The institute feels far away from those fights. While Voevodsky types proofs into a computer in one room on campus, in another Patrick Geary, a medieval historian on the faculty, is using ancient DNA extracted from the teeth in skeletons lying in cemeteries in Italy and Hungary to map the migration of European peoples. Archaeology, the traditional tool for this, he says, is imprecise. "If someone tried to figure out who was at the institute in 1,000 years based on our cars, they might assume we were mostly German and Japanese." It's a long and expensive project that would have been difficult at a university. If it works--and there is no guarantee it will--Geary could find that ancestry across European countries is more similar than we realize, which has implications in Europe's pretty nasty contemporary debate about nationalism.

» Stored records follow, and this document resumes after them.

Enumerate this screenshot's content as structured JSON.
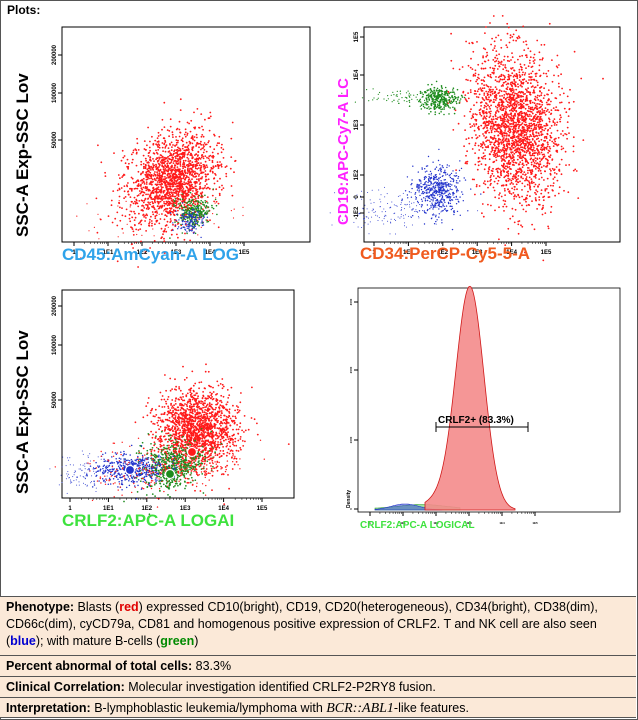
{
  "header": {
    "title": "Plots:"
  },
  "colors": {
    "blasts": "#ff1a1a",
    "tnk": "#2233cc",
    "bcells": "#1e8c1e",
    "cd45_label": "#2fa3ea",
    "cd19_label": "#ff20ff",
    "cd34_label": "#f05a1e",
    "crlf2_label": "#3ee23e",
    "hist_fill": "#f48b8b"
  },
  "chart_data": [
    {
      "type": "scatter",
      "title": "",
      "xlabel": "CD45:AmCyan-A LOG",
      "ylabel": "SSC-A Exp-SSC Lov",
      "x_ticks": [
        "1",
        "1E1",
        "1E2",
        "1E3",
        "1E4",
        "1E5"
      ],
      "y_ticks": [
        "50000",
        "100000",
        "200000"
      ],
      "series": [
        {
          "population": "blasts",
          "center_log_x": 3.0,
          "center_y": 38000
        },
        {
          "population": "bcells",
          "center_log_x": 3.6,
          "center_y": 8000
        },
        {
          "population": "tnk",
          "center_log_x": 3.5,
          "center_y": 6000
        }
      ]
    },
    {
      "type": "scatter",
      "title": "",
      "xlabel": "CD34:PerCP-Cy5-5-A",
      "ylabel": "CD19:APC-Cy7-A LC",
      "x_ticks": [
        "1",
        "1E1",
        "1E2",
        "1E3",
        "1E4",
        "1E5"
      ],
      "y_ticks": [
        "-1E2",
        "0",
        "1E2",
        "1E3",
        "1E4",
        "1E5"
      ],
      "series": [
        {
          "population": "blasts",
          "center_log_x": 4.0,
          "center_log_y": 3.5
        },
        {
          "population": "bcells",
          "center_log_x": 2.0,
          "center_log_y": 4.2
        },
        {
          "population": "tnk",
          "center_log_x": 2.0,
          "center_log_y": 1.0
        }
      ]
    },
    {
      "type": "scatter",
      "title": "",
      "xlabel": "CRLF2:APC-A LOGAI",
      "ylabel": "SSC-A Exp-SSC Lov",
      "x_ticks": [
        "1",
        "1E1",
        "1E2",
        "1E3",
        "1E4",
        "1E5"
      ],
      "y_ticks": [
        "50000",
        "100000",
        "200000"
      ],
      "series": [
        {
          "population": "blasts",
          "center_log_x": 3.3,
          "center_y": 35000
        },
        {
          "population": "bcells",
          "center_log_x": 2.6,
          "center_y": 8000
        },
        {
          "population": "tnk",
          "center_log_x": 1.8,
          "center_y": 8000
        }
      ]
    },
    {
      "type": "area",
      "title": "",
      "xlabel": "CRLF2:APC-A LOGICAL",
      "ylabel": "Density",
      "gate_label": "CRLF2+ (83.3%)",
      "peak_log_x": 3.25,
      "x_ticks": [
        "1",
        "1E1",
        "1E2",
        "1E3",
        "1E4",
        "1E5"
      ],
      "y_ticks": [
        "0",
        "1000",
        "2000",
        "3000"
      ]
    }
  ],
  "phenotype": {
    "label": "Phenotype:",
    "t1": " Blasts (",
    "red_word": "red",
    "t2": ") expressed CD10(bright), CD19, CD20(heterogeneous), CD34(bright), CD38(dim), CD66c(dim), cyCD79a, CD81 and homogenous positive expression of CRLF2. T and NK cell are also seen (",
    "blue_word": "blue",
    "t3": "); with mature B-cells (",
    "green_word": "green",
    "t4": ")"
  },
  "percent": {
    "label": "Percent abnormal of total cells:",
    "value": " 83.3%"
  },
  "clinical": {
    "label": "Clinical Correlation:",
    "value": " Molecular investigation identified CRLF2-P2RY8 fusion."
  },
  "interpretation": {
    "label": "Interpretation:",
    "value": " B-lymphoblastic leukemia/lymphoma with ",
    "gene": "BCR::ABL1",
    "suffix": "-like features."
  }
}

On a recent Friday morning at the institute, at the astrophysics department's morning coffee, everyone was having fun. A dozen physicists, dressed in hoodies or khakis and button-downs--most looking well under 40 and all but one male--were sitting around a conference table in front of a blackboard. James Lloyd, an astronomer from Cornell, had come to talk about his work developing small satellites. After he presented the meat of his project, the scientists lured him into more far-fetched discussions. "If I take my iPhone into a space station, can I connect to Verizon?" asked a young aptly named Indian-American scientist, Aristotle Socrates, as everyone laughed. "We could create a global, intergalactic network of iPhones," he said. Later Socrates explained that it was an inside joke, a reference to a time when Boaz Katz, an Israeli astrophysicist, proposed launching millions of iPhones into the galaxy as a way of communicating with other solar systems. When I asked Katz whether they had been joking or serious, he said it was a little bit of both. With astrophysics, he explained, you need a "speculative meter" to indicate what is "rigorous and what is still fantasy."